A new report shows organic livestock farmers have much lower antibiotic use than the average levels previously found in national monitoring of all UK livestock farming.
The Antibiotics use in Organic Farming; Lowering Use Through Good Husbandry report from the Alliance to Save Our Antibiotics calls for the high animal husbandry standards, as seen in organic, to be recognised as a solution for lowering farm antibiotic use.
A survey, commissioned by the alliance, found that overall antibiotic use per livestock unit by Soil Association Certification organic farmers was four times lower than the national average. For dairy farms, it was less than half the national average, and for beef farms, it was less than a third. For sheep farms, it was less than a fifth of the level found in the most recent large survey of sheep farms.
The survey also included pig and poultry farms and found that antibiotic use per livestock unit by Soil Association Certification organic pig farmers was 75 times lower and for chicken farms five times lower than the national average.
Ed Bailey of The George Farm Vets practice, who carried out the survey, said: “When we asked Soil Association farmers about how they minimised their antibiotic use they told us that husbandry was key. Among a range of factors, frequent responses were that it was important to have good hygiene, to keep animals outdoors as much as possible, to provide a low-stress environment and, in pig farming, to avoid early weaning. Many vets and farmers could learn from those farms with high welfare and low antibiotic use.”

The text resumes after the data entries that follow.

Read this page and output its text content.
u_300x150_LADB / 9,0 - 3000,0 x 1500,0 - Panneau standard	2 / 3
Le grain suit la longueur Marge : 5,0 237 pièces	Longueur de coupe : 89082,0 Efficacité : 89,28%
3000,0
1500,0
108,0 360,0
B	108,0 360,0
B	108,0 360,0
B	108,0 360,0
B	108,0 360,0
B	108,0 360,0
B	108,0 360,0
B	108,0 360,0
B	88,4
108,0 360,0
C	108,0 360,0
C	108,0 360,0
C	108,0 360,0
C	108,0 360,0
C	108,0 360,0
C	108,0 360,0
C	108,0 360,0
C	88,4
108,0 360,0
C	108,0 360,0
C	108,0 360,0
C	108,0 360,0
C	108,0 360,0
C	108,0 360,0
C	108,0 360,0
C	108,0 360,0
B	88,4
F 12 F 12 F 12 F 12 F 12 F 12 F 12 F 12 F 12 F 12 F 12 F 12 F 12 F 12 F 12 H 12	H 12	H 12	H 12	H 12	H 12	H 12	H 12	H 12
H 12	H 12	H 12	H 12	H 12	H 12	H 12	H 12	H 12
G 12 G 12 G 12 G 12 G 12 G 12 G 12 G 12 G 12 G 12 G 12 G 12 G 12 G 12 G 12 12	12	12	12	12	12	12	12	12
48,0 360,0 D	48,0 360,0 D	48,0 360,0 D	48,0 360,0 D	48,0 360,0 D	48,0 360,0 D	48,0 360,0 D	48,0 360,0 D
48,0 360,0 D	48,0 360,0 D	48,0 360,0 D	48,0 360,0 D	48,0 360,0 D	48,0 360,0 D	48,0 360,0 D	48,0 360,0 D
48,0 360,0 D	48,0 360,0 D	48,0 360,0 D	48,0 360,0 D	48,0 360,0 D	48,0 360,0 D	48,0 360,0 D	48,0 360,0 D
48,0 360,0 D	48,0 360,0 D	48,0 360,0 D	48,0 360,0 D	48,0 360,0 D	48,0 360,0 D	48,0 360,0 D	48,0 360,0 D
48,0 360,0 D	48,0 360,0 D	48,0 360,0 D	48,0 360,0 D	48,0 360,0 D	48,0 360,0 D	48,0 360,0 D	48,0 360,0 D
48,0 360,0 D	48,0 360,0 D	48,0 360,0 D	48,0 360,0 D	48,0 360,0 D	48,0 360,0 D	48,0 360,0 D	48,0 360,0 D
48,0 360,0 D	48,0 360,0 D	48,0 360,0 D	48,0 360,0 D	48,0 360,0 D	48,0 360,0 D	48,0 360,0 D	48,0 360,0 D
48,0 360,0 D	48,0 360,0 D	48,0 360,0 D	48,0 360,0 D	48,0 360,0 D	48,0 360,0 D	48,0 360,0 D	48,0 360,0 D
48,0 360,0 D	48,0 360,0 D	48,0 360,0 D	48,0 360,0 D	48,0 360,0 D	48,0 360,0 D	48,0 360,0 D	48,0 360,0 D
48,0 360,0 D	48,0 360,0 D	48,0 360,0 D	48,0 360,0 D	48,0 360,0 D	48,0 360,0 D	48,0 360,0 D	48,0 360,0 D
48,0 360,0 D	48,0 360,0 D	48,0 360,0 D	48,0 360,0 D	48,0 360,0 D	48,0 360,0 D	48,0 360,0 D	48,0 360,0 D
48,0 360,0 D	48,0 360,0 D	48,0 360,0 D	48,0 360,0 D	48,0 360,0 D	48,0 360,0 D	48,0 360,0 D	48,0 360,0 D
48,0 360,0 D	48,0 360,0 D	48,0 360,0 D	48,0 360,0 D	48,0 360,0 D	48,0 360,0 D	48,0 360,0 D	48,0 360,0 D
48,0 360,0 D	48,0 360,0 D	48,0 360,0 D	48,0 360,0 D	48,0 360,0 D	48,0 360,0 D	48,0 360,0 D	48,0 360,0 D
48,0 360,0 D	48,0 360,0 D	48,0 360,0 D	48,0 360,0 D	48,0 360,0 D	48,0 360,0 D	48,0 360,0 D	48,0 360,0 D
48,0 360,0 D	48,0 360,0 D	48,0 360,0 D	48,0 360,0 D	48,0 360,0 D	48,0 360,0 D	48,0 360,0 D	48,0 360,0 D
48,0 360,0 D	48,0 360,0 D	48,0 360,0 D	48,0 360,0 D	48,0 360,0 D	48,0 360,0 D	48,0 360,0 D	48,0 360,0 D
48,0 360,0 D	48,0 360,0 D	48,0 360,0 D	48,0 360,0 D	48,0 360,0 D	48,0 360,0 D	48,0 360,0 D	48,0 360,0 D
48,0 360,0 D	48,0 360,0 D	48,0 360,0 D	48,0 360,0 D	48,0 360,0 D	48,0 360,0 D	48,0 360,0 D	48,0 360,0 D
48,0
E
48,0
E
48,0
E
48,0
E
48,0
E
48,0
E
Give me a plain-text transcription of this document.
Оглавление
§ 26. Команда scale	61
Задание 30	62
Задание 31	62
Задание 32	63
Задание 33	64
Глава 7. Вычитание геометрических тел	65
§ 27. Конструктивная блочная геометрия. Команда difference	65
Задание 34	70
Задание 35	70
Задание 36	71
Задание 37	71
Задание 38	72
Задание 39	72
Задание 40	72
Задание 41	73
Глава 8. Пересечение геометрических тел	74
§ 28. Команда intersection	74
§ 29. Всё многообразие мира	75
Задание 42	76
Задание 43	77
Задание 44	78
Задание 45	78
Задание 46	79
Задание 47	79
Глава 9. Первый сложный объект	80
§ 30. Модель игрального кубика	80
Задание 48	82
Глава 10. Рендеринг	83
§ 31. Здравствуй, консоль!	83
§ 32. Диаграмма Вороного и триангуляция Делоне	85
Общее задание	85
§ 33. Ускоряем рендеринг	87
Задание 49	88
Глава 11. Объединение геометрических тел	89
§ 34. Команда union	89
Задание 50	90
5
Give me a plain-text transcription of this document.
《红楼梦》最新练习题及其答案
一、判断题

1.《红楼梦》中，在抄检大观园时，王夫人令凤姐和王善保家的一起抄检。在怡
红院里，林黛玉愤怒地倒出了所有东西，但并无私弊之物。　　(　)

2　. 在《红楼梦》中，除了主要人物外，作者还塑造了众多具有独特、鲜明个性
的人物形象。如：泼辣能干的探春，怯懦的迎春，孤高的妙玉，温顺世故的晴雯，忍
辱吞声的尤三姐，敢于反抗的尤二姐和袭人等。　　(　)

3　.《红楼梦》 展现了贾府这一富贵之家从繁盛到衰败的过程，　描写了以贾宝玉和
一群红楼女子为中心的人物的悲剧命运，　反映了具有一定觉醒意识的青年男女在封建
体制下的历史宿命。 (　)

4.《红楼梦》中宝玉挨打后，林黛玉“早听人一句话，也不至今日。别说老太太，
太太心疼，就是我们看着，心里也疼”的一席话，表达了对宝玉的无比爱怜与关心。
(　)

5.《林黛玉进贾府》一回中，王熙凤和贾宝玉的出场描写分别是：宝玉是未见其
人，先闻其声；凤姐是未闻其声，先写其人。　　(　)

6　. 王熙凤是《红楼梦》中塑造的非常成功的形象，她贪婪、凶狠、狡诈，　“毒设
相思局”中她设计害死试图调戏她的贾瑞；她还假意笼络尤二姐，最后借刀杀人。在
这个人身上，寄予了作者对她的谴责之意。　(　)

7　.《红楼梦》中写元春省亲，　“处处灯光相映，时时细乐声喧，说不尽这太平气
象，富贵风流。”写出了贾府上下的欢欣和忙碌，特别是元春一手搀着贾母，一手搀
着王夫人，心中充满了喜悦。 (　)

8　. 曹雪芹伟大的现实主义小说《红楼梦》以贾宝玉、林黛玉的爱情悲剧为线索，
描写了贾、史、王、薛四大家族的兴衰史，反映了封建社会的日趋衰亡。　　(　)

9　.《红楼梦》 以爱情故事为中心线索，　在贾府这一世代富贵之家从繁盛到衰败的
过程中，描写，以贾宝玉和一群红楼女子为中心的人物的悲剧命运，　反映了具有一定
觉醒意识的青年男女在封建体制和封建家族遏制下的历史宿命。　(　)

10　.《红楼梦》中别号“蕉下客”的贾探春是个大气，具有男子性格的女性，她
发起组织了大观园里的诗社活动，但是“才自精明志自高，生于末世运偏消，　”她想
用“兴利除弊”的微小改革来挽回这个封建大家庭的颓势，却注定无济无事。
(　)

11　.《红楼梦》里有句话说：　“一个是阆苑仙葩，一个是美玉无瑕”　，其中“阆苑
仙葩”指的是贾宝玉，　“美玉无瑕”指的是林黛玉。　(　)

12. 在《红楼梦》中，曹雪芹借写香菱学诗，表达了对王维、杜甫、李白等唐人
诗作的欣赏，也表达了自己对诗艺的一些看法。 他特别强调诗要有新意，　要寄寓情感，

Kate Still of the Soil Association said: “This study shows that most Soil Association certified farmers already have very low antibiotic use because they are implementing organic principles which aim for high animal health and welfare. Organic farmers are showing what is possible when good husbandry and responsible antibiotic use are combined. As we gather more data in years to come, we hope to drive antibiotic use even lower.”

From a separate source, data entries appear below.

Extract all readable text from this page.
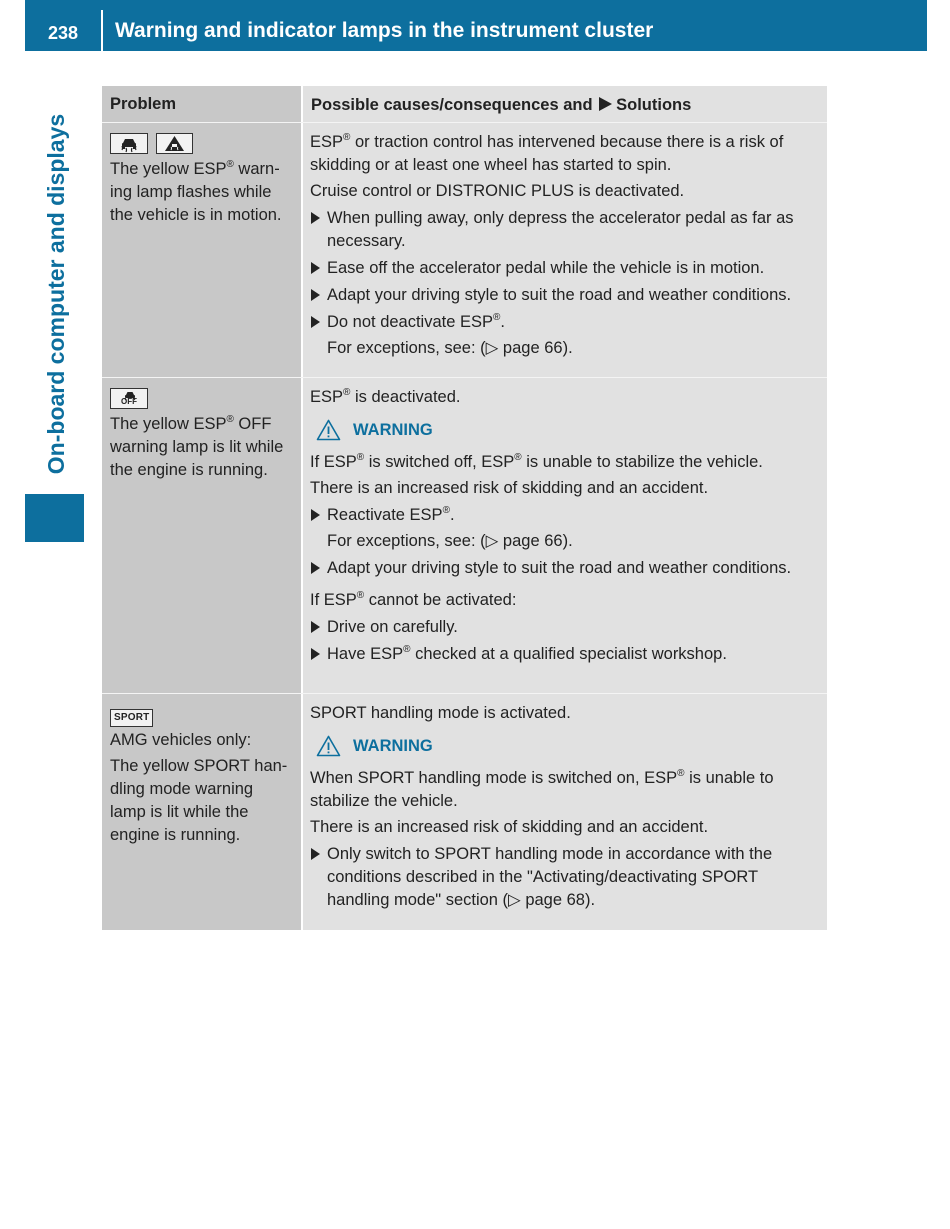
238	Warning and indicator lamps in the instrument cluster
On-board computer and displays
Problem	Possible causes/consequences and Solutions

The yellow ESP® warn-ing lamp flashes while the vehicle is in motion.
ESP® or traction control has intervened because there is a risk of skidding or at least one wheel has started to spin.
Cruise control or DISTRONIC PLUS is deactivated.
When pulling away, only depress the accelerator pedal as far as necessary.
Ease off the accelerator pedal while the vehicle is in motion.
Adapt your driving style to suit the road and weather conditions.
Do not deactivate ESP®.
For exceptions, see: (▷ page 66).
OFF
The yellow ESP® OFF warning lamp is lit while the engine is running.
ESP® is deactivated.
WARNING
If ESP® is switched off, ESP® is unable to stabilize the vehicle.
There is an increased risk of skidding and an accident.
Reactivate ESP®.
For exceptions, see: (▷ page 66).
Adapt your driving style to suit the road and weather conditions.
If ESP® cannot be activated:
Drive on carefully.
Have ESP® checked at a qualified specialist workshop.
SPORT
AMG vehicles only:
The yellow SPORT han-dling mode warning lamp is lit while the engine is running.
SPORT handling mode is activated.
WARNING
When SPORT handling mode is switched on, ESP® is unable to stabilize the vehicle.
There is an increased risk of skidding and an accident.
Only switch to SPORT handling mode in accordance with the conditions described in the "Activating/deactivating SPORT handling mode" section (▷ page 68).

Call to further reduce UK farming’s antibiotic use
“UK farm antibiotic use reduced by nearly 50% between 2014 and 2018, but overall use remains far too high, says the Soil Association. It argues that a case could be made for a stronger focus on husbandry practices when considering long-term antibiotic reductions at a national level. The organic charity says: “This case is particularly strong if we acknowledge that more intensive farming remains dominant in pig and poultry production. Certain diseases continue to be a challenge in these systems and to control them there has been increased reliance on the use of substitute medication that also carries risks, such as zinc oxide to deal with post-weaning diarrhoea in piglets, and ionophores to deal with the intestinal disease coccidiosis in poultry.”